Owens: I would say no. In large part because if somebody from your candidate’s campaign is caught tearing down posters, that reflects poorly on the candidate.

Caldwell: No, I haven’t. It’s criminal activity in some municipalities. Also, while signs can make supporters feel good, there’s not a huge amount of evidence to suggest signs make much of a difference.

Trujillo: Have I been tempted to tear down signs? I’ve probably done it more than my fair share! There was one election I was working on as a young 20-year-old where, not only did we tear down the signs, but I came up with what I thought was a genius idea: I left the opponent’s signs up, but I super glued a completely different message on them. Because at some point, your trunk gets full and you don’t want to be caught with all this evidence. I’d rather just make a negative message and super glue it onto their sign and then move onto the next sign. That way, if they try to tear it off, it just ruins their sign and they take it down. It makes life a lot easier. 

On Prayer in Politics

Owens: People are definitely praying to win. Primary day and general election day, you are a total bag of nerves, and I’ve witnessed people praying just before the numbers come in, so that’s totally true. 

Trujillo: If your name is on the ballot, it’s probably the most public thing you’ve ever put yourself out there for. You’ve knocked on the doors of potentially hundreds if not thousands of voters. You’ve had a lot of conversations in people’s living rooms and backyards. So, after all of that, yeah, I would pray. I don’t think there’s a single candidate I’ve ever worked with that didn’t pray to whatever God they believe in.

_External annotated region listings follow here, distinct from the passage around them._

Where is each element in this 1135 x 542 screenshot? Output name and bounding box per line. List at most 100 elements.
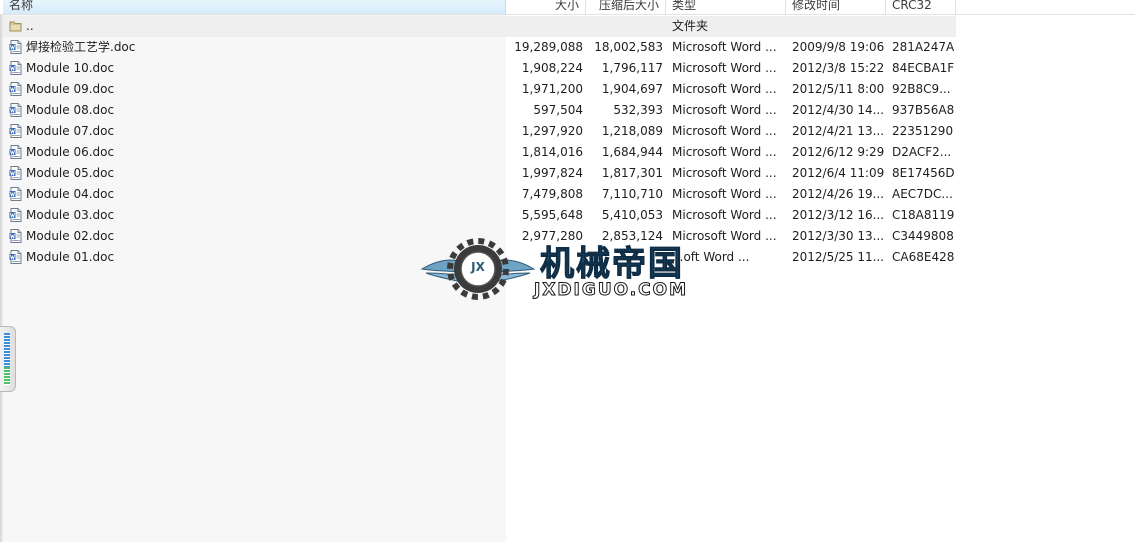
file-name-cell: Module 07.doc xyxy=(9,121,504,142)
file-type-cell: Microsoft Word ... xyxy=(672,145,777,159)
column-header-modified[interactable]: 修改时间 xyxy=(786,0,886,14)
file-modified-cell: 2012/6/12 9:29 xyxy=(792,145,885,159)
file-packed-size-cell: 1,218,089 xyxy=(601,124,663,138)
file-size-cell: 1,814,016 xyxy=(521,145,583,159)
table-row[interactable]: Module 07.doc 1,297,920 1,218,089 Microsoft… xyxy=(3,121,956,142)
file-type-cell: Microsoft Word ... xyxy=(672,40,777,54)
watermark-subtitle: JXDIGUO.COM xyxy=(533,280,689,301)
file-modified-cell: 2009/9/8 19:06 xyxy=(792,40,885,54)
file-name: Module 03.doc xyxy=(26,208,115,222)
word-document-icon xyxy=(9,228,22,243)
file-name-cell: Module 08.doc xyxy=(9,100,504,121)
file-name-cell: Module 06.doc xyxy=(9,142,504,163)
file-packed-size-cell: 18,002,583 xyxy=(594,40,663,54)
table-row[interactable]: Module 05.doc 1,997,824 1,817,301 Microsoft… xyxy=(3,163,956,184)
file-size-cell: 1,297,920 xyxy=(521,124,583,138)
file-name: Module 04.doc xyxy=(26,187,115,201)
file-name: Module 01.doc xyxy=(26,250,115,264)
file-size-cell: 597,504 xyxy=(533,103,583,117)
file-crc32-cell: C3449808 xyxy=(892,229,954,243)
file-crc32-cell: D2ACF2... xyxy=(892,145,952,159)
file-modified-cell: 2012/6/4 11:09 xyxy=(792,166,885,180)
file-type-cell: Microsoft Word ... xyxy=(672,208,777,222)
file-crc32-cell: 84ECBA1F xyxy=(892,61,955,75)
watermark-logo: JX 机械帝国 JXDIGUO.COM xyxy=(420,236,715,306)
column-header-size[interactable]: 大小 xyxy=(506,0,586,14)
parent-name-cell: .. xyxy=(9,16,504,37)
column-header-crc32[interactable]: CRC32 xyxy=(886,0,956,14)
file-name: Module 06.doc xyxy=(26,145,115,159)
word-document-icon xyxy=(9,60,22,75)
file-crc32-cell: AEC7DC... xyxy=(892,187,953,201)
file-crc32-cell: C18A8119 xyxy=(892,208,955,222)
file-size-cell: 1,997,824 xyxy=(521,166,583,180)
file-type-cell: Microsoft Word ... xyxy=(672,103,777,117)
file-name-cell: Module 03.doc xyxy=(9,205,504,226)
folder-icon xyxy=(9,21,22,31)
word-document-icon xyxy=(9,102,22,117)
docked-side-widget[interactable] xyxy=(0,326,16,392)
file-name-cell: Module 09.doc xyxy=(9,79,504,100)
file-modified-cell: 2012/3/8 15:22 xyxy=(792,61,885,75)
file-size-cell: 1,971,200 xyxy=(521,82,583,96)
file-crc32-cell: CA68E428 xyxy=(892,250,955,264)
file-modified-cell: 2012/4/30 14... xyxy=(792,103,885,117)
word-document-icon xyxy=(9,186,22,201)
table-row[interactable]: Module 04.doc 7,479,808 7,110,710 Microsoft… xyxy=(3,184,956,205)
file-packed-size-cell: 7,110,710 xyxy=(601,187,663,201)
file-name-cell: Module 10.doc xyxy=(9,58,504,79)
file-modified-cell: 2012/5/11 8:00 xyxy=(792,82,885,96)
file-packed-size-cell: 5,410,053 xyxy=(601,208,663,222)
word-document-icon xyxy=(9,39,22,54)
file-size-cell: 1,908,224 xyxy=(521,61,583,75)
file-type-cell: Microsoft Word ... xyxy=(672,82,777,96)
word-document-icon xyxy=(9,81,22,96)
file-type-cell: Microsoft Word ... xyxy=(672,124,777,138)
file-name: Module 05.doc xyxy=(26,166,115,180)
file-modified-cell: 2012/3/30 13... xyxy=(792,229,885,243)
file-size-cell: 7,479,808 xyxy=(521,187,583,201)
file-type-cell: Microsoft Word ... xyxy=(672,61,777,75)
word-document-icon xyxy=(9,165,22,180)
file-packed-size-cell: 1,817,301 xyxy=(601,166,663,180)
column-header-type[interactable]: 类型 xyxy=(666,0,786,14)
word-document-icon xyxy=(9,249,22,264)
file-packed-size-cell: 532,393 xyxy=(613,103,663,117)
column-header-packed-size[interactable]: 压缩后大小 xyxy=(586,0,666,14)
table-row[interactable]: Module 03.doc 5,595,648 5,410,053 Microsoft… xyxy=(3,205,956,226)
file-name: Module 08.doc xyxy=(26,103,115,117)
parent-type-cell: 文件夹 xyxy=(672,19,709,33)
table-row[interactable]: 焊接检验工艺学.doc 19,289,088 18,002,583 Microsoft… xyxy=(3,37,956,58)
column-header-name[interactable]: 名称 xyxy=(3,0,506,14)
file-name: Module 07.doc xyxy=(26,124,115,138)
file-type-cell: Microsoft Word ... xyxy=(672,166,777,180)
table-row[interactable]: Module 09.doc 1,971,200 1,904,697 Microsoft… xyxy=(3,79,956,100)
file-name-cell: Module 05.doc xyxy=(9,163,504,184)
word-document-icon xyxy=(9,144,22,159)
file-name: 焊接检验工艺学.doc xyxy=(26,40,136,54)
file-packed-size-cell: 1,796,117 xyxy=(601,61,663,75)
file-packed-size-cell: 1,684,944 xyxy=(601,145,663,159)
table-row[interactable]: Module 10.doc 1,908,224 1,796,117 Microsoft… xyxy=(3,58,956,79)
list-item-parent-folder[interactable]: .. 文件夹 xyxy=(3,16,956,37)
file-crc32-cell: 92B8C9... xyxy=(892,82,951,96)
parent-folder-label: .. xyxy=(26,19,34,33)
table-row[interactable]: Module 06.doc 1,814,016 1,684,944 Microsoft… xyxy=(3,142,956,163)
file-crc32-cell: 22351290 xyxy=(892,124,954,138)
file-crc32-cell: 8E17456D xyxy=(892,166,955,180)
word-document-icon xyxy=(9,123,22,138)
table-row[interactable]: Module 08.doc 597,504 532,393 Microsoft Wor… xyxy=(3,100,956,121)
word-document-icon xyxy=(9,207,22,222)
file-modified-cell: 2012/4/21 13... xyxy=(792,124,885,138)
file-name: Module 09.doc xyxy=(26,82,115,96)
file-crc32-cell: 281A247A xyxy=(892,40,955,54)
file-packed-size-cell: 1,904,697 xyxy=(601,82,663,96)
file-name: Module 10.doc xyxy=(26,61,115,75)
column-header-bar: 名称 大小 压缩后大小 类型 修改时间 CRC32 xyxy=(0,0,1135,15)
file-name-cell: 焊接检验工艺学.doc xyxy=(9,37,504,58)
file-name: Module 02.doc xyxy=(26,229,115,243)
level-meter-icon xyxy=(4,333,10,385)
file-crc32-cell: 937B56A8 xyxy=(892,103,955,117)
file-modified-cell: 2012/5/25 11... xyxy=(792,250,885,264)
file-name-cell: Module 04.doc xyxy=(9,184,504,205)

On Who They Were Rooting For

Owens: I think Paul. Even though he isn’t quite ready, I think he’s in it for the right reasons, whereas Tracy has a lot of self-interest in why she is running.

Trujillo: Back in 1999, I was probably rooting for the jock. 

Caldwell: Tracy, of course. Tracy Flick is basically my spirit animal — I think a lot of ambitious women would tell you that. Tracy Flick, as irritating as the Matthew Brodericks of the world may find her, is a very determined person who is willing to work hard and do what needs to be done. It doesn’t win her friends, but she probably takes more flak than she deserves.

In the movie, there’s not a lot to admire in any of the characters. For instance, even if you think Tracy is deserving of victory, she’s obviously kind of an uptight bitch who you wouldn’t want to have a beer with. On the other hand, Paul is probably a person you’d want to have a beer with, and that’s the kind of metric that we often use and that voters are told to use, even though that’s a terrible metric for electing people. That said, likability does matter. If we elect someone who makes people’s skin crawl, they’re not going to be very good at coalition building, so it’s a fine line.

On Voting For Yourself

Owens: Yes, you absolutely should vote for yourself. Every single vote counts, and you wouldn’t be running if you didn’t think you could win. You could really like the other person, but if you voted against yourself, you’re letting down the people who supported you and donated to you. It’s rare that someone would vote against themselves.

Caldwell: Of course you should! If you’re going out and asking other people to give you their money and to give you their time, it’s disloyal to them to not vote for yourself.

Trujillo: I thought it was absurd when Paul thought it was unethical to vote for himself. I mean, if you don’t believe that you are the most qualified person to run for office, you probably shouldn’t run.